Poucos são os esportistas cuja trajetória foi retratada pelo cinema ainda em vida. Todas as etapas da carreira de Andreas Nikolaus Lauda, o Niki Lauda, parecem ter sido escritas por um roteirista de ficção. Filho de uma família austríaca abastada (porém avessa a sua obsessão por carros), ele teve de pedir um vultoso empréstimo no banco para financiar seus primeiros passos no automobilismo — Lauda seria tricampeão da Fórmula 1 em 1975 e 1977, pela Ferrari, e em 1984, guiando um McLaren.

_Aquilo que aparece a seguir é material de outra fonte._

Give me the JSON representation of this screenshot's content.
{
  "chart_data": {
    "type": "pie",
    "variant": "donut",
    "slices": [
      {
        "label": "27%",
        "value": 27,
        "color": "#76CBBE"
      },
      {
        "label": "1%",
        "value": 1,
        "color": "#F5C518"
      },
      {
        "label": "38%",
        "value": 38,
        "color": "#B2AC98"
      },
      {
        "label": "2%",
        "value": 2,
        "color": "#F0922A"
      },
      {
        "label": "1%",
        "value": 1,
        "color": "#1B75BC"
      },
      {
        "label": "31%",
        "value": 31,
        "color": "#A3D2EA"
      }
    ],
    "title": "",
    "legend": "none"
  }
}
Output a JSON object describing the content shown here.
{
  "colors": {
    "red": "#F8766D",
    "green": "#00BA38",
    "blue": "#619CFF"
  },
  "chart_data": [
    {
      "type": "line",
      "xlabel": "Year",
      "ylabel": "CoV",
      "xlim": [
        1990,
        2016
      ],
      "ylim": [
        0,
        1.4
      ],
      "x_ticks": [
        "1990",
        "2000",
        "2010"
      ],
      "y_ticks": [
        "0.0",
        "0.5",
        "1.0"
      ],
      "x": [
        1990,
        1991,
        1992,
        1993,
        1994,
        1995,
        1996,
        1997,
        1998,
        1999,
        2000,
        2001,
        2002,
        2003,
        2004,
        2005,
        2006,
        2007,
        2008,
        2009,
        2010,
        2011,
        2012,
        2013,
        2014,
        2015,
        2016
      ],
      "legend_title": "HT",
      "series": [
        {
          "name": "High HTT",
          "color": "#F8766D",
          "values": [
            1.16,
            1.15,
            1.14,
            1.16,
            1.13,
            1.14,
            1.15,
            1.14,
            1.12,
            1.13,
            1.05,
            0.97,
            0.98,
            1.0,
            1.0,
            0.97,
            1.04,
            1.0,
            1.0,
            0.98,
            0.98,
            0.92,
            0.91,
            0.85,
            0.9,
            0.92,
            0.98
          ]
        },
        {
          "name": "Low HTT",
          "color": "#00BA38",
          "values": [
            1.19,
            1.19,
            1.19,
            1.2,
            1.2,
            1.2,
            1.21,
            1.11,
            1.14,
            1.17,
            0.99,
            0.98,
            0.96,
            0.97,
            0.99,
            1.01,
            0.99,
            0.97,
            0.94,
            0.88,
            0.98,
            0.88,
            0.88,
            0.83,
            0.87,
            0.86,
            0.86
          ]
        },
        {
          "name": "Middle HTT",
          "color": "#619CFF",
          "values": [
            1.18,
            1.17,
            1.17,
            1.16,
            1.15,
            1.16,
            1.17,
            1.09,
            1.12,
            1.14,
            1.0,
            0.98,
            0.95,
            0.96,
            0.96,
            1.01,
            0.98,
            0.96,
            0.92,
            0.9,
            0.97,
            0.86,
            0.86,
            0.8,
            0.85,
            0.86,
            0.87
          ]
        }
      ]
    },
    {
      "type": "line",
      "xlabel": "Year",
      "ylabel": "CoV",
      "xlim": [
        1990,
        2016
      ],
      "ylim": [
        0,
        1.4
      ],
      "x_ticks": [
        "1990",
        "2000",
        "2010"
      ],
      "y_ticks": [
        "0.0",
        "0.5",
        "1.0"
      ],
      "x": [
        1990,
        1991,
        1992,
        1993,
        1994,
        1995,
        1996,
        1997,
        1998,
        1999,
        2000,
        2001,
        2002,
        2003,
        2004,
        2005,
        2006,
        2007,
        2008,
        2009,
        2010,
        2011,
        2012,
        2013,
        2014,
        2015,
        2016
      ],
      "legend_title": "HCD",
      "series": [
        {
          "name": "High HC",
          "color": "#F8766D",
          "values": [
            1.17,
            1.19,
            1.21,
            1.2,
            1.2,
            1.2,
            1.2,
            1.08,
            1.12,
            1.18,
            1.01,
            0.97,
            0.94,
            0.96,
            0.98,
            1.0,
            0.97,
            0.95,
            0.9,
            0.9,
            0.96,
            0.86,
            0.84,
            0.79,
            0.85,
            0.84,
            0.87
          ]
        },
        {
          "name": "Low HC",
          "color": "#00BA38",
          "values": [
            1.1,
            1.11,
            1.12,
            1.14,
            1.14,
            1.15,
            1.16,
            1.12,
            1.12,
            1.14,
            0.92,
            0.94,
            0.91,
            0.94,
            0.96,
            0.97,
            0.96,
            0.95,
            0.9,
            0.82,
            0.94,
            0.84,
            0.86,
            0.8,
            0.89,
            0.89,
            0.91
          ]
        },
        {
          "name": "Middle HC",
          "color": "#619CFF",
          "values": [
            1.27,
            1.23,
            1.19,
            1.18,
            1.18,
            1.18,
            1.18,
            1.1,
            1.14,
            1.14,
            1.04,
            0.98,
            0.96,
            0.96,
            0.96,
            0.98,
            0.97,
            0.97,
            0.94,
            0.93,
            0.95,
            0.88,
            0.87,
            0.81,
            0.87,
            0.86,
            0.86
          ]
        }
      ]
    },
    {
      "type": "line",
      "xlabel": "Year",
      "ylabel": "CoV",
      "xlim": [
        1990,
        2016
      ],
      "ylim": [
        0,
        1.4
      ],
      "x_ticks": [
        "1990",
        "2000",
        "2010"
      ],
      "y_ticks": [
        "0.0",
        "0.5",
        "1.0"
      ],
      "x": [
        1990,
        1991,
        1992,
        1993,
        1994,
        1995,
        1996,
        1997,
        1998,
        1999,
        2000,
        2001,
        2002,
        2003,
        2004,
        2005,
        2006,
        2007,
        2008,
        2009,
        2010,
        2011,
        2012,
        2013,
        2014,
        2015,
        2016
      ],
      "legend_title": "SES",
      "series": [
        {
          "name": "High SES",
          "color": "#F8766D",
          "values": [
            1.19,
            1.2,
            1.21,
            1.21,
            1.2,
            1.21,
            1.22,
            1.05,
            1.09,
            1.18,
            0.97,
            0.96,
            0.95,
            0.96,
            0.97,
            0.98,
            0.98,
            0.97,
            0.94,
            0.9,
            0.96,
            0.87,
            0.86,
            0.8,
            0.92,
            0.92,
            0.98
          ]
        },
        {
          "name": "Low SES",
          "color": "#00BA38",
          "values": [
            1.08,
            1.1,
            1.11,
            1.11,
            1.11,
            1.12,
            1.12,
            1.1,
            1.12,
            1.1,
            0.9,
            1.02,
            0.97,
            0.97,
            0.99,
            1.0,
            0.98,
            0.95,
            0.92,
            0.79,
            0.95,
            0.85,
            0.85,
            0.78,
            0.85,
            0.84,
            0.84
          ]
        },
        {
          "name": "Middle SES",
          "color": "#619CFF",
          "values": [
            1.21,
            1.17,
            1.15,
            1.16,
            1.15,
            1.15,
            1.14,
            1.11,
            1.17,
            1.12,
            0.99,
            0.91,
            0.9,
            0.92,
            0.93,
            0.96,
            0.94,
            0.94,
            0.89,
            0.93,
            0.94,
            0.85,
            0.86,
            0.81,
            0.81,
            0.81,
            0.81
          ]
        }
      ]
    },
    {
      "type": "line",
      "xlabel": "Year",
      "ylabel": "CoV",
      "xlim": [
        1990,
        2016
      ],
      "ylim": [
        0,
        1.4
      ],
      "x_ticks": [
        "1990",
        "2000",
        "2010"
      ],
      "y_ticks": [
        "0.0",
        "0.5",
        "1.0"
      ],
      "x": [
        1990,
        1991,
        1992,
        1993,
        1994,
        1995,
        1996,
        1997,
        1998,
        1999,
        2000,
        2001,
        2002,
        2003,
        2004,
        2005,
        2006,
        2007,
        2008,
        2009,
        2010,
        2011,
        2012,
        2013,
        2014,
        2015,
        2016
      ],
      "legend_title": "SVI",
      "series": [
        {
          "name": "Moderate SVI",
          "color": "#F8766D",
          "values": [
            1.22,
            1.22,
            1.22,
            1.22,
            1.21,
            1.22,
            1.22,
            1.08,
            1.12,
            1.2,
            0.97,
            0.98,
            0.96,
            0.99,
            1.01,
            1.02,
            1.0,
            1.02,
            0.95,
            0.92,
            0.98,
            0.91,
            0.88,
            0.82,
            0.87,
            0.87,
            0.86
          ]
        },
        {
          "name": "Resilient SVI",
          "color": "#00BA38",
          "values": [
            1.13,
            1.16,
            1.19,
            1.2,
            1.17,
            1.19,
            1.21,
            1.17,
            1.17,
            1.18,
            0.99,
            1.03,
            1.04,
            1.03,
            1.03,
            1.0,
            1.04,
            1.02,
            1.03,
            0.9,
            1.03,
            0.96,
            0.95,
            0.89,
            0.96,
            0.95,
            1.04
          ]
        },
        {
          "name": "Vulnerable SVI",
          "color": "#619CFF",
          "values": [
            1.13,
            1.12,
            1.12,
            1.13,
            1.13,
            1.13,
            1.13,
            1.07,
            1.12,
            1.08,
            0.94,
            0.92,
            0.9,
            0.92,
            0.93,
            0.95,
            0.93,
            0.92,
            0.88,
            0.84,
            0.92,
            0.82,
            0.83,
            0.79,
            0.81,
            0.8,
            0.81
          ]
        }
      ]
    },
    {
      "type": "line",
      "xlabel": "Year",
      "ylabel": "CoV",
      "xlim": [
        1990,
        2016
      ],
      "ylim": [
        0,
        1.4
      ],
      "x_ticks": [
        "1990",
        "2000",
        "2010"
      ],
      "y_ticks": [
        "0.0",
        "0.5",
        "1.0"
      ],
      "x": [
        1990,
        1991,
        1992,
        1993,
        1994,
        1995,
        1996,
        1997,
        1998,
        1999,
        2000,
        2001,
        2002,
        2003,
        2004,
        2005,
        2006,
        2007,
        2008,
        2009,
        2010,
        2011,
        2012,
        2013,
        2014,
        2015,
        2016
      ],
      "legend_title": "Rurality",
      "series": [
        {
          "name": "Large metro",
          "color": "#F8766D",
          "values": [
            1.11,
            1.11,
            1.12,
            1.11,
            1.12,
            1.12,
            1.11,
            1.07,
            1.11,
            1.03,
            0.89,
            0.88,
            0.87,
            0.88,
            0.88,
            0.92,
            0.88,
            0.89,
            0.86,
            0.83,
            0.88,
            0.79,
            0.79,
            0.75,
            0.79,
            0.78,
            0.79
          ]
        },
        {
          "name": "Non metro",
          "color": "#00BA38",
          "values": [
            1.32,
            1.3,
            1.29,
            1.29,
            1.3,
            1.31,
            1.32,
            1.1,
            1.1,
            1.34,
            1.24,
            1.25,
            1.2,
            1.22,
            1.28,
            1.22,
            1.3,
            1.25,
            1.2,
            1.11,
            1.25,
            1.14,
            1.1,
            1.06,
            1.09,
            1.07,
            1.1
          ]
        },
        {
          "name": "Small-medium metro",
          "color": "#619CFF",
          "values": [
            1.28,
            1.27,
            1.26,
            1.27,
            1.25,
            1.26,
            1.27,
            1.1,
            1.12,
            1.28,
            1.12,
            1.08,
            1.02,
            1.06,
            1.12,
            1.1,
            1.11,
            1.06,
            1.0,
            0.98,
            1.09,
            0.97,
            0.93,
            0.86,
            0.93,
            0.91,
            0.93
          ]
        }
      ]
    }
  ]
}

Entre o primeiro e o segundo título, contudo, Lauda sofreu um terrível acidente, no Grande Prêmio da Alemanha, do qual foi resgatado com o corpo tomado pelas chamas. No hospital, chegou a receber a extrema-unção, mas sobreviveu após um mês de internação. Seis semanas depois da batida, com o rosto ainda em processo de cicatrização, o “Rato” (apelido recebido em razão dos dentes proeminentes) estava novamente ao volante de uma Ferrari para disputar o título com seu grande rival, o inglês James Hunt (1947-1993). Na corrida decisiva, realizada no Japão debaixo de um temporal, Lauda abandonou a prova logo na segunda volta. “Há coisas mais importantes na vida que um campeonato”, disse. Hunt chegou ao final em terceiro lugar e ficou com o título mundial de 1976 pela diferença de 1 único ponto.
Nossa amizade, que acabou e voltou, é a grande verdade do filme.
Niki Lauda (1949-2019)
Como se fosse mesmo necessária a confirmação de que essa vida aventurosa daria um filme, em 2013 o diretor americano Ron Howard lançou o excelente Rush — No Limite da Emoção. “O roteiro está 80% certo, com uma pitada de Hollywood, é claro”, disse o austríaco. “Nossa amizade, a de Hunt e a minha, que acabou e voltou, é a grande verdade do filme.” Na segunda-feira 20, Lauda morreu, aos 70 anos, em Zurique, em decorrência de falência de múltiplos órgãos. Em 2018 ele se submetera a um transplante de pulmão.